I dare not say from which element Cikibawawaw started; the words come first or the pictures do (I do not know the author that well). His ideas may come from the mental sound of the rhymes already buzzing in his head, and that mental speech song --the prosody-- gave birth to its words. However, the author being a visual communication practitioner, the whole thing could come from scattered images brought together --images upon images. Either way, it is the rhymes that send Cikibawawaw home; not because they’re perfect, but because they’re not. The story bears little significance, but the rhymes hide an immaculate richness. Each rhyming word needs not reality check. They are almost merely a continuous sequence, without any moment of hesitation. It is the linguistic version of Will Smith’s Men In Black dance; smooth and flowing.

More importantly, these rhymes reflect almost no inhibition along its production. No censorship --what comes out, comes out, and the author openly accepts. The stories are made as they go --real time-- as if almost without self-criticism (itself is a sort of self-kindness). That is brainstorming at its purest. Creativity in its most fun possible. Production in the fastest lane. As if the author breathes creativity. Cikibawawaw is Putra’s playground (in playground, you never think twice, you just run around until you find another thing fun to do. It’s his freedom land. That’s why Cikibawawaw is fun to follow. And fun, by the way, turned out to be the hidden message: its deep structure. So hidden, it is now probably Putra’s reflex (thus, probably why the price he put on his small book is ‘not important’), when in fact his very experience, is the envy of all authors, illustrators, composers, even leaders, and me included.

I mentioned that creative product must bear usefulness; and Cikibawawaw potentially does. I personally hope, if not suspect, that all sorts of creative items are contagious. In fact almost anything an individual does is contagious. Yawning, for one, is contagious. It was said that it is so because when one yawns, he/she exhales carbon dioxide, which then is inhaled by others and caused him/her yawn along. But the explanation turned out false. Yawning isn’t contagious to others, it is copied by others. Our mirror neurons make this possible. Everybody is equipped to yawn, and when we see someone contracts his/her jaw to the max, our mirror neuron recognizes and understands that person’s experience, and ignites the similar set of neurons the do the same, and we ourselves thus yawn along. It is the most primitive form of imitating behavior, and, later on, empathy.

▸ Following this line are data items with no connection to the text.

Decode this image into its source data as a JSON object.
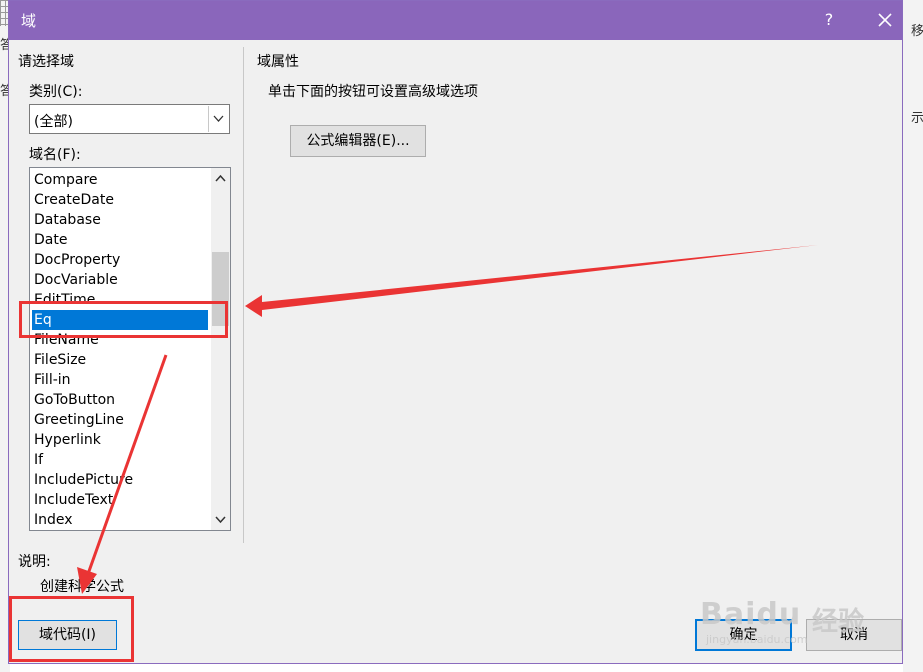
{
  "background": {
    "left_chars": [
      "答",
      "答"
    ],
    "right_chars": [
      "移",
      "示"
    ]
  },
  "dialog": {
    "title": "域",
    "help": "?",
    "select_field_group": "请选择域",
    "category_label": "类别(C):",
    "category_value": "(全部)",
    "field_names_label": "域名(F):",
    "field_names": [
      "Compare",
      "CreateDate",
      "Database",
      "Date",
      "DocProperty",
      "DocVariable",
      "EditTime",
      "Eq",
      "FileName",
      "FileSize",
      "Fill-in",
      "GoToButton",
      "GreetingLine",
      "Hyperlink",
      "If",
      "IncludePicture",
      "IncludeText",
      "Index"
    ],
    "selected_field": "Eq",
    "description_label": "说明:",
    "description_text": "创建科学公式",
    "field_codes_button": "域代码(I)",
    "field_properties_group": "域属性",
    "properties_hint": "单击下面的按钮可设置高级域选项",
    "formula_editor_button": "公式编辑器(E)...",
    "ok_button": "确定",
    "cancel_button": "取消"
  },
  "watermark": {
    "brand": "Baidu",
    "brand_cn": "经验",
    "url": "jingyan.baidu.com"
  },
  "colors": {
    "titlebar": "#8a66bb",
    "selection": "#0078d7",
    "annotation": "#ea3434"
  }
}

At a more complex form, when we consume a creative product, our brains responded in a similar way with the neural process originated from the creator’s brain. Here where Cikibawawaw gets funky. When you read it, your brain mimics --little by little-- Putra’s way of thinking. Since the stories almost bear no significance, what emerges is the liberating rhymes. And what you’ll copy is Putra’s free, fast, and full of acceptance; his genuine nature in brainstorming. Read it multiple of times, you may get lucky to inherent his creativity (and if you’re a school-age kid, your in the best of luck). One other thing: you inherent it wirelessly (how cool is that?).

If this is so, maybe its unimportant status needs reconsideration.